Freddie was always so impulsive, so ready to fly away, that I could never keep him, trap him down here with me when he'd already left. I couldn't hold on, so I let him go, let him soar away chasing brighter things. And for the first time, I was truly alone.
I couldn't keep it up, couldn't move on, couldn't handle the enormity of my aloneness.
Eventually everything fell away, until it was just me again, just George Weasley, Georgie the quiet(er) twin, the other half, the twin that got left behind, the-
Not a twin anymore.
Now Ron runs the joke shop, and Angelina's off with some tosser who probably makes her happier than either of us could have. I haven't spoken to anyone outside of my family in years. Everything's grey, so grey, that I can't remember anything besides this numbness. Sometimes I'm not sure if the hurt is even real anymore, if it's not just slipped away and left a hole in my chest, in the space that Freddie used to occupy. All I've got left now are these eleven bottles of Firewhiskey, so that maybe I'll be able to forget that today marks eleven years now, eleven years since he left.
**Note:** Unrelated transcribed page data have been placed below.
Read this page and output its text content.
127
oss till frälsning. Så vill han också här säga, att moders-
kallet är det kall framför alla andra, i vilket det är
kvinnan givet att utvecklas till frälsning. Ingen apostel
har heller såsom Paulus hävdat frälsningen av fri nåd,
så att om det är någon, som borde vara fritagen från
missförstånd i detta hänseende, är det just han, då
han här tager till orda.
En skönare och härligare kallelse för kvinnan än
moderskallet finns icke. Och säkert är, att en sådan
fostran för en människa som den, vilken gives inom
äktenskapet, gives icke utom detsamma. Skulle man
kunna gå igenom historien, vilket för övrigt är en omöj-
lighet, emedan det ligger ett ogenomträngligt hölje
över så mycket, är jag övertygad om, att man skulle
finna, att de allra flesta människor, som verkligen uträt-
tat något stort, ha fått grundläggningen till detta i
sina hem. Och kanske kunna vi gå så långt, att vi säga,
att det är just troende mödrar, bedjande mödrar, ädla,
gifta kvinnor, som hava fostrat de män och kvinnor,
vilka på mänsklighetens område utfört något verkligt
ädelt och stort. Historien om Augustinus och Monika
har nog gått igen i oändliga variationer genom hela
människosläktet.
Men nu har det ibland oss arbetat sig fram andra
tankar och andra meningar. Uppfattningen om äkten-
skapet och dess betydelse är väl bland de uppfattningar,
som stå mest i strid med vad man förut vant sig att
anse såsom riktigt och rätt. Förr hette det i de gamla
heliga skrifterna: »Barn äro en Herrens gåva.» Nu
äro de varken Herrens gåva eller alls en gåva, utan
One- two- three- six- eleven? shots later and the room's dark, my head's spinning, and I've got this fierce, fiery ache in my chest. I hope that it's just the whiskey, but I also hope a little more that it's something else. Then something shifts- the air? The room? My feet? –and I'm doing the one thing I swore I would never do on this day.
I'm gazing at myself in the mirror, wait, no, not myself-
The Firewhiskey coating my throat and my mouth and my brain erases the hole in his ear, adds another freckle under his eye, make his hair a little longer, a little redder, a little more fiery, until, until-
I'm staring at myself, but not myself. I'm staring at my brother, but also my best friend.
Then the tears come, my vision blurs and now there are two of us, side by side, together again, but no, that is not a memory that I can bear tonight, not when he's so obviously and undeniably not here.
So there's nothing I can do but break it, smash the mirror and the memory and save them both for another day, when the edges might not be so sharp, when the cool glass might not feel so acutely lonely.
Something shatters inside me along with the mirror; something that I thought was already broken beyond repair. The pieces go flying, spinning in great arcs, cutting through the cords that I used to bind up my memories of him, of us, of when I was happy. I see the two of us giggling, running, shouting, flying, all in a desperate blur, until I stop on one clear image: It's Freddie, laughing. Just Fred, cackling madly at some long-lost joke. But I know that I'm there too, that we're together, because he's laughing at something that I said. I know it because I can feel myself smile; can hear myself start to giggle until we're both howling with laughter and cracking up together.
Slowly, the slivers and shards of my heart creep back together, and I remember how to feel.
~ ⓫ ~
I remember now why our favorite number was always eleven. Double digits, lucky twin numbers for lucky twin boys. 1 + 1 = 2, Fred + George = Best Friends Forever.
April 1 comes around, and I start to celebrate my birthday again. This time, I cut the cake in half and put 31 candles on the left, 11 on the right. Freddie finds me again. Or, maybe I find him. I see him in pictures and memories, in the bird by my window, in the patterns of freckles on my hands.
Every year I add one candle to the left, but the right side always stays the same. Because eleven is how I'll always remember him. Both of us, eleven, him dragging me excitedly onto the Hogwarts Express for the first time, me feeling a just a little less scared, because Freddie is next to me and we are together.